④【新人:脳卒中】起き上がり介助は重いと感じたら危険!真っ直ぐ起こすのは危険です
【今回のテーマ】
新人理学療法士に向けた脳卒中リハビリの第4回です。片麻痺患者さんに対する安全で力学的に正しい「起き上がり介助」と「座位保持」のポイント、そして肩関節亜脱臼の予防といったリスク管理の判断基準が学べます。
【免責事項】 ※本記事は、臨床10年超の理学療法士としての経験に基づく情報提供を目的としており、医療行為ではありません。金融商品、物品についての記載があってもそれらの使用を推奨するというのはあくまで個人の見解であることを明記します。それによって生じたいかなる問題も責任を取りかねます。 ※個別の事例は考慮しておりませんので、実際の診断や治療方針については、必ず主治医や所属施設の専門医の指示に従ってください。 ※本記事は執筆時点(2026年3月)の知見に基づいています。所属組織とは無関係な個人の見解です。

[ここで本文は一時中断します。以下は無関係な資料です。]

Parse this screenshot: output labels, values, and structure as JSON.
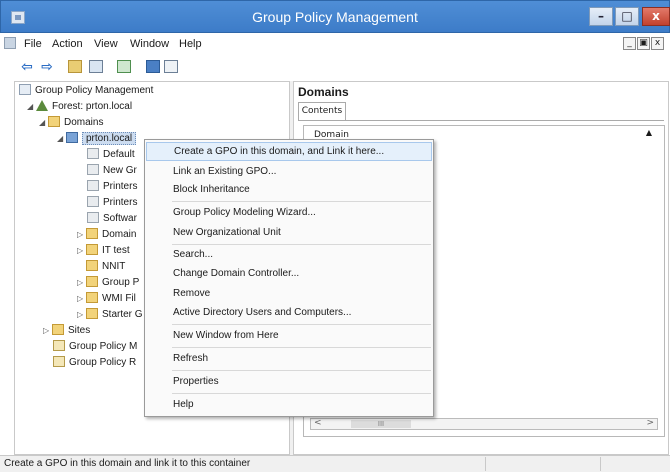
{
  "window": {
    "title": "Group Policy Management",
    "min_glyph": "–",
    "max_glyph": "□",
    "close_glyph": "x"
  },
  "menubar": {
    "items": [
      "File",
      "Action",
      "View",
      "Window",
      "Help"
    ],
    "mdi_min": "_",
    "mdi_restore": "▣",
    "mdi_close": "x"
  },
  "toolbar": {
    "back_glyph": "⇦",
    "forward_glyph": "⇨"
  },
  "tree": [
    {
      "label": "Group Policy Management",
      "expander": "",
      "icon": "console-root-icon"
    },
    {
      "label": "Forest: prton.local",
      "expander": "◢",
      "icon": "forest-icon"
    },
    {
      "label": "Domains",
      "expander": "◢",
      "icon": "domains-folder-icon"
    },
    {
      "label": "prton.local",
      "expander": "◢",
      "icon": "domain-icon"
    },
    {
      "label": "Default",
      "expander": "",
      "icon": "gpo-link-icon"
    },
    {
      "label": "New Gr",
      "expander": "",
      "icon": "gpo-link-icon"
    },
    {
      "label": "Printers",
      "expander": "",
      "icon": "gpo-link-icon"
    },
    {
      "label": "Printers",
      "expander": "",
      "icon": "gpo-link-icon"
    },
    {
      "label": "Softwar",
      "expander": "",
      "icon": "gpo-link-icon"
    },
    {
      "label": "Domain",
      "expander": "▷",
      "icon": "ou-folder-icon"
    },
    {
      "label": "IT test",
      "expander": "▷",
      "icon": "ou-folder-icon"
    },
    {
      "label": "NNIT",
      "expander": "",
      "icon": "ou-folder-icon"
    },
    {
      "label": "Group P",
      "expander": "▷",
      "icon": "gpo-folder-icon"
    },
    {
      "label": "WMI Fil",
      "expander": "▷",
      "icon": "wmi-folder-icon"
    },
    {
      "label": "Starter G",
      "expander": "▷",
      "icon": "starter-folder-icon"
    },
    {
      "label": "Sites",
      "expander": "▷",
      "icon": "sites-folder-icon"
    },
    {
      "label": "Group Policy M",
      "expander": "",
      "icon": "modeling-icon"
    },
    {
      "label": "Group Policy R",
      "expander": "",
      "icon": "results-icon"
    }
  ],
  "right_pane": {
    "title": "Domains",
    "tab": "Contents",
    "column_header": "Domain",
    "sort_glyph": "▲",
    "scroll_left": "<",
    "scroll_right": ">",
    "scroll_thumb": "III"
  },
  "context_menu": {
    "items": [
      "Create a GPO in this domain, and Link it here...",
      "Link an Existing GPO...",
      "Block Inheritance",
      "Group Policy Modeling Wizard...",
      "New Organizational Unit",
      "Search...",
      "Change Domain Controller...",
      "Remove",
      "Active Directory Users and Computers...",
      "New Window from Here",
      "Refresh",
      "Properties",
      "Help"
    ],
    "highlighted_index": 0
  },
  "statusbar": {
    "text": "Create a GPO in this domain and link it to this container"
  }
}
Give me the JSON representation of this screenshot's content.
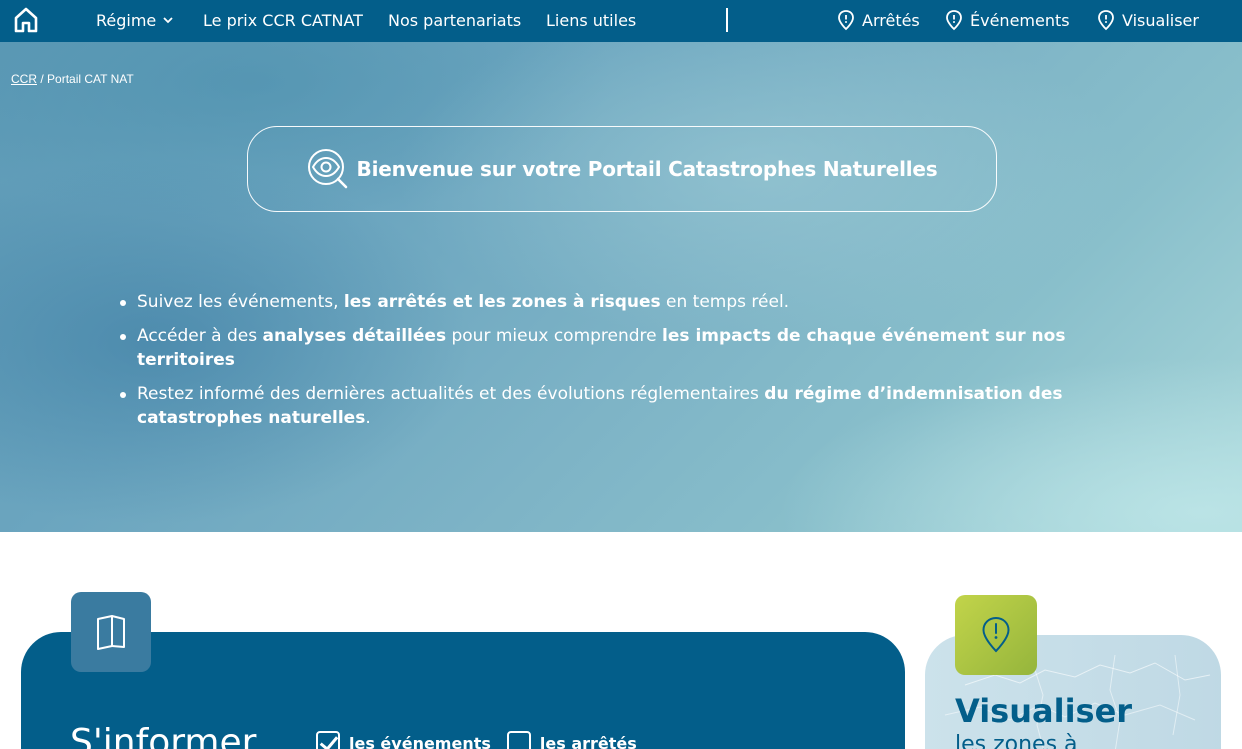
{
  "nav": {
    "items": [
      {
        "label": "Régime"
      },
      {
        "label": "Le prix CCR CATNAT"
      },
      {
        "label": "Nos partenariats"
      },
      {
        "label": "Liens utiles"
      }
    ],
    "right": [
      {
        "label": "Arrêtés"
      },
      {
        "label": "Événements"
      },
      {
        "label": "Visualiser"
      }
    ]
  },
  "breadcrumb": {
    "root": "CCR",
    "separator": " / ",
    "current": "Portail CAT NAT"
  },
  "hero": {
    "title": "Bienvenue sur votre Portail Catastrophes Naturelles",
    "bullets": [
      [
        {
          "t": "Suivez les événements, ",
          "b": false
        },
        {
          "t": "les arrêtés et les zones à risques",
          "b": true
        },
        {
          "t": " en temps réel.",
          "b": false
        }
      ],
      [
        {
          "t": "Accéder à des ",
          "b": false
        },
        {
          "t": "analyses détaillées",
          "b": true
        },
        {
          "t": " pour mieux comprendre ",
          "b": false
        },
        {
          "t": "les impacts de chaque événement sur nos territoires",
          "b": true
        }
      ],
      [
        {
          "t": "Restez informé des dernières actualités et des évolutions réglementaires ",
          "b": false
        },
        {
          "t": "du régime d’indemnisation des catastrophes naturelles",
          "b": true
        },
        {
          "t": ".",
          "b": false
        }
      ]
    ]
  },
  "informer": {
    "title": "S'informer",
    "filters": [
      {
        "label": "les événements",
        "checked": true
      },
      {
        "label": "les arrêtés",
        "checked": false
      }
    ]
  },
  "visualiser": {
    "title": "Visualiser",
    "subtitle": "les zones à"
  },
  "colors": {
    "primary": "#035e8a",
    "accent": "#a9c23f",
    "white": "#ffffff"
  }
}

【脳卒中シリーズ④】起き上がり介助が重いなら要注意!安全な離床と麻痺側を守るポイント
前回は、離床の可否を判断するための病型別バイタル管理と、危険なサインを見抜くチェックリストについてお伝えしました。(※前回の内容を軽くおさらいしたい方は [▶ 前回の記事へ戻る] からどうぞ) 今回は、安全が確認できた上で、いよいよ患者さんを実際に起こす「起き上がり」と「座位保持」の具体的なアプローチに入ります。
はじめに
「さあ、リハビリの時間です。真っ直ぐ起き上がりましょう!」 かつての私は、患者さんにそう声をかけていました。でも、脳卒中を経験したばかりの患者さんにとって、それは身体に過度な負担を強いる行為だったのです。 子育てで子供が寝返りから徐々に起き上がる過程を見るように、リハビリも同じ手順を踏むことが大切です。今回は、非麻痺側という「頼れる相棒」をフル活用して、まずは「自分で動ける!」という自信を持ってもらうためのコツをお伝えします。
1. 「真っ直ぐ」よりも「回って」起きる
これまで健康だった患者さんは、無意識に腹筋を使って真っ直ぐ起きようとします。しかし、片麻痺がある状態でこれをやると、麻痺側が重石になってしまい、かえって動けません。
パパPTの「最初の一言」 「しばらくは、動かしやすい方の手足を軸にして、転がるように起きてみましょうね」 まずはこの説明が不可欠です。基本戦略は、「非麻痺側を下にした寝返りから起き上がる」ことです。
「行ったり来たり」が筋肉を育てる 一度に座り切る必要はありません。 肘をつく 手を伸ばす 少し座る また手をつく → 肘をつく → 肩をつく このように、座る一歩手前で「行ったり来たり」を繰り返すだけでも、体幹の筋肉には良い刺激が入ります。「座ること」をゴールにするのではなく、その過程の動きを楽しむ余裕を持ちましょう。
2. 【重要】離床の前に必ずチェック!麻痺側の「肩」を守る
起き上がる前に、絶対に忘れてはいけないことがあります。それは麻痺側上肢の保護です。